BALATBAT, JOSE VICENTE N. BALATBAT, JOCELYN BEUNA B. DE
GUZMAN, GARVACIO ALFREDO N. BALATBAT, PIO ROMULO N.
BALATBAT & JUNIOPERO PEDRO N. BALATBAT, respondents
GR NO. 170787 (12 SEPTEMBER 2012)

FACTS:

Respondents have landholdings total of 25.2548 hectares, consisted of


9.8683 hectares of rice lands covered by Land Reform and 15.3864 hectares
of sugar land. The latter was subdivided into 4.8836 hectares subdivision lot
to support themselves and their family.

The 8.6402 hectares rice land was under PD 27 and EO 228. 2.9941 hectares
out of the 8.6402 hectares was transferred to petitioner which was on the
Register of Deeds for the province of Pampanga on May 30, 1997, pursuant
to emancipation patent issued by DAR on April 18, 1997. Respondent
sought to cancel emancipation paten hence they applied for Application for
Retention of their land holdings under PD 27 on December 23, 1975 but was
not acted upon. Thus they filed for re-application but was dismissed.

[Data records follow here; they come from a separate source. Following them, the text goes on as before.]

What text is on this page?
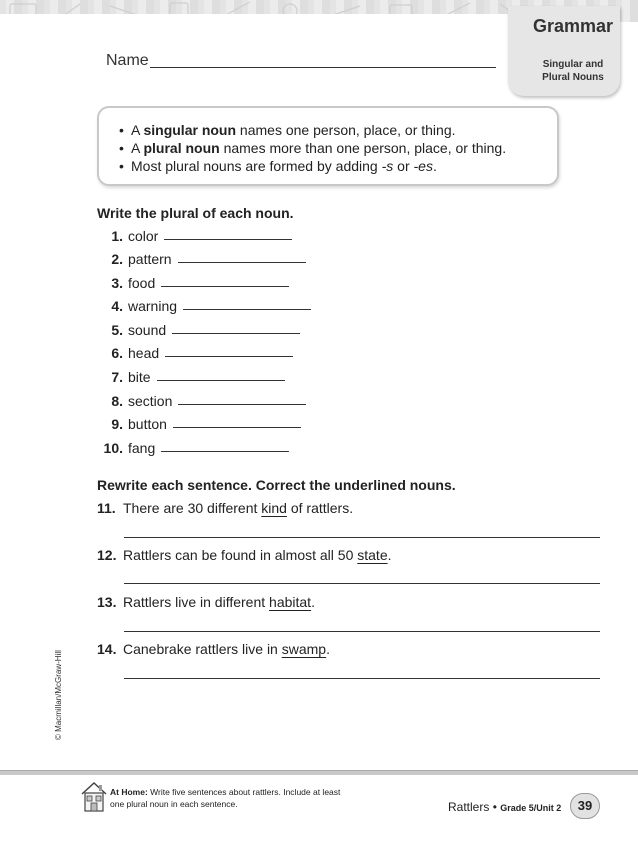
Grammar
Singular and
Plural Nouns
Name
• A singular noun names one person, place, or thing.
• A plural noun names more than one person, place, or thing.
• Most plural nouns are formed by adding -s or -es.
Write the plural of each noun.
1. color
2. pattern
3. food
4. warning
5. sound
6. head
7. bite
8. section
9. button
10. fang
Rewrite each sentence. Correct the underlined nouns.
11. There are 30 different kind of rattlers.
12. Rattlers can be found in almost all 50 state.
13. Rattlers live in different habitat.
14. Canebrake rattlers live in swamp.
© Macmillan/McGraw-Hill
At Home: Write five sentences about rattlers. Include at least one plural noun in each sentence.	Rattlers • Grade 5/Unit 2	39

On October 1998, PARAD rendered decision in favor to petitioner and was


further affirmed by DARAB. May 2005 the CA rendered its decision in
favor to respondents. Petitioner filed a Motion for Reconsideration.

ISSUES:

Whether or not the CA erred in reversing and setting aside the decision of
the DARAB and its resolution.

HELD:

Yes. Landowners covered by PD 27 are entitled to retain 7 hectares, except


those whose entire tenanted rice and corn lands are subject of acquisition
and distribution under Operation Land Transfer. An owner of tenanted rice
and corn lands may not retain their lands under the following cases:
By virtue of LOI 474, if he, as of October 21, 1976, owned less
than 24 hectares of tenanted rice or corn land, but additionally
owned the following:
o Lands used for residential, commercial, industrial, or
other urban purposes from which he derives adequate
income to support himself and his family.

By these policy, PARAD and DARAB found respondents are disqualified to


retain the parcel of lands, there was no ground to cancel emancipation patent
of petitioner.

#130

PARK HOTEL, Js PLAYHOUSE, BURGOS CORPORATION, INC.,


and/or GREGG HARBUTT, general manager; ATTY. ROBERTO
ENRIQUEZ, president & BILL PERCY, petitioners VS. MANOLO
SORIANO, LESTER GONZALES, & YOLANDA BADILLA, respondents
GR NO. 171118 (10 SEPTEMBER 2012)

FACTS:

Park Hotel is managed and owned by Harbutt and Percy, respectively. Percy,
Harbutt and Atty. Enriquez are also officer and stockholders of Burgos Corp,
Inc., sister company of Park Hotel.

On October 1997, respondents were dismissed of their work and was


accused of theft which respondent denied the allegation and said that the real
reason was because they were organizing a union for the companys
employees. September 1998, LA decided in favor of respondents. The case
was then raised to the NLRC who affirmed the latters decision with
modification. The case was further raised to the CA, ascribing grave abuse
of discretion mounting to lack or excess of jurisdiction on the decision of the
NLRC in holding Park Hotel, Harbutt and Percy jointly and severally liable
to respondents.

ISSUES:

Whether or not Park Hotel, Harbutt and Percy are jointly liable with Burgos
for the dismissal of respondents.

HELD:

Park Hotel and Burgos cannot be considered as one and the same entity and
Park Hotel cannot be held solidarity liable with Burgos.

Section 31 of the Corporation Code makes a director personally liable for


corporate debts if he willfully and knowingly votes for or assents to patently
unlawful acts of the corporation. It also makes a director personally liable if
he is guilty of gross negligence or bad faith in directing the affairs of the
corporation. Thus, both Harbutt and Percy held liable.